Where did Cleopatra get her eyeliner?
No myths involved here
Dec 5, 2016
Back in the day of empires and pharaohs, cosmetics underwent a DIY process and were more organic and natural. These makeup products before, including Cleopatra’s eyeliner, were concocted with ingredients searched for far and wide.
We’ve got the Egyptians to thank for when it comes to eyeliner, which Twiggy (with her mod look) has made so famous in the ’60s. Egyptian men and women of high status actually wore eyeliner not to define their eyes (like what we do today) but to define where they stand in society. It was also a charm to protect themselves from people who wish them ill-fortune. Apart from this, wearing eyeliner was like wearing SPF. It prevented wrinkles around the eye area because the ink and color were so thick that it acted as a shield against the harmful rays of the desert sun.
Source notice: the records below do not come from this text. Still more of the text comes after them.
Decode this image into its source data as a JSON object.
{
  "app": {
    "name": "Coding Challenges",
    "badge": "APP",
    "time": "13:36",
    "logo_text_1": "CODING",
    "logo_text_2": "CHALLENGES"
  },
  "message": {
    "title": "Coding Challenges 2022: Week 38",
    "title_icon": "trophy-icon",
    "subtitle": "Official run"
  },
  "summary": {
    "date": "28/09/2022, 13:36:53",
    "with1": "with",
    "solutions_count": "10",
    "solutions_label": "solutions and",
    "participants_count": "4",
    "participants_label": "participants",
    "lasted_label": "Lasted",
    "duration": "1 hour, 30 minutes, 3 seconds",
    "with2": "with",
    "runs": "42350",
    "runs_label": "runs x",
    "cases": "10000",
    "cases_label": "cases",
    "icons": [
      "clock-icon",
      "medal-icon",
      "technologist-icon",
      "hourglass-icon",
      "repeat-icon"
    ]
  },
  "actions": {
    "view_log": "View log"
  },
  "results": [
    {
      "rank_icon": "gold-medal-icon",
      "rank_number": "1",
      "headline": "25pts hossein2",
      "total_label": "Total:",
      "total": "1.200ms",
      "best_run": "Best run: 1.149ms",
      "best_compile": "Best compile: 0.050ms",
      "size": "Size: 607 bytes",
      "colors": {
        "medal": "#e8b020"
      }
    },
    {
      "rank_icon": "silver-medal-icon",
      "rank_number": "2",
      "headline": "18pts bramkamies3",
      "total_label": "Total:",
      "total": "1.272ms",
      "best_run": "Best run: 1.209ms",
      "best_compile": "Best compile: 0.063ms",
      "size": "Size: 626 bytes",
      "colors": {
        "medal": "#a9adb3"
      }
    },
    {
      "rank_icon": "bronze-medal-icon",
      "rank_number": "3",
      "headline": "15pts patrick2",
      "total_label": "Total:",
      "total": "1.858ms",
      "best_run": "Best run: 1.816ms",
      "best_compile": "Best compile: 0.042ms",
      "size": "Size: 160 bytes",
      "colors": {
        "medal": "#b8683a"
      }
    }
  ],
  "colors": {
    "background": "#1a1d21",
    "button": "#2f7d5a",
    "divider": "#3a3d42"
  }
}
How it was made: Eyeliner then was made by mixing a range of materials like copper ore and galena. Galena is actually now used to make kohl. These materials were sourced from nearby Egyptian regions and Western Asia.
Rouge was first used by the Egyptians but it was the Greeks who made it in vogue. During the BC era, women painted their cheeks with a rouge-colored paste. This look, like lined eyes, was also a sign of wealth and social stature. Today, blush no longer defines which part of caste system you belong but is considered one of the best pick-me-uppers especially when you’re feeling drab.
How it was made: The rouge color the Greeks used on their cheeks was a concoction of crushed red fruits like strawberries. Earth pigments, like ochre, were also used. Ochre was a mix of minerals that produced deep orange or reddish shades.
In the early Greek empire, women with red-tinted lips were those who would give their chastity for a price. Then came the Roman empire and women gave the bad rap of red lips from the Greeks a rest. Lipstick again, was associated with high ranking in society. Then, with the fall of the Roman empire and with Christianity on the rise, the rouge-colored lips took a back seat because of religious restrictions in clothing and appearance. But with the coronation of Queen Elizabeth II in England, the red tint painted on the lips resurfaced because the Queen herself was a lip rouge devotee.
How it was made: Greek women who wore lipstick would dye their lips with wine. Queen Elizabeth II made her own red lipstick with the combination of cochineal (an insect where the crimson-colored dye called carmine is derived), gum Arabic (sap from the acacia tree), egg whites, and fig milk.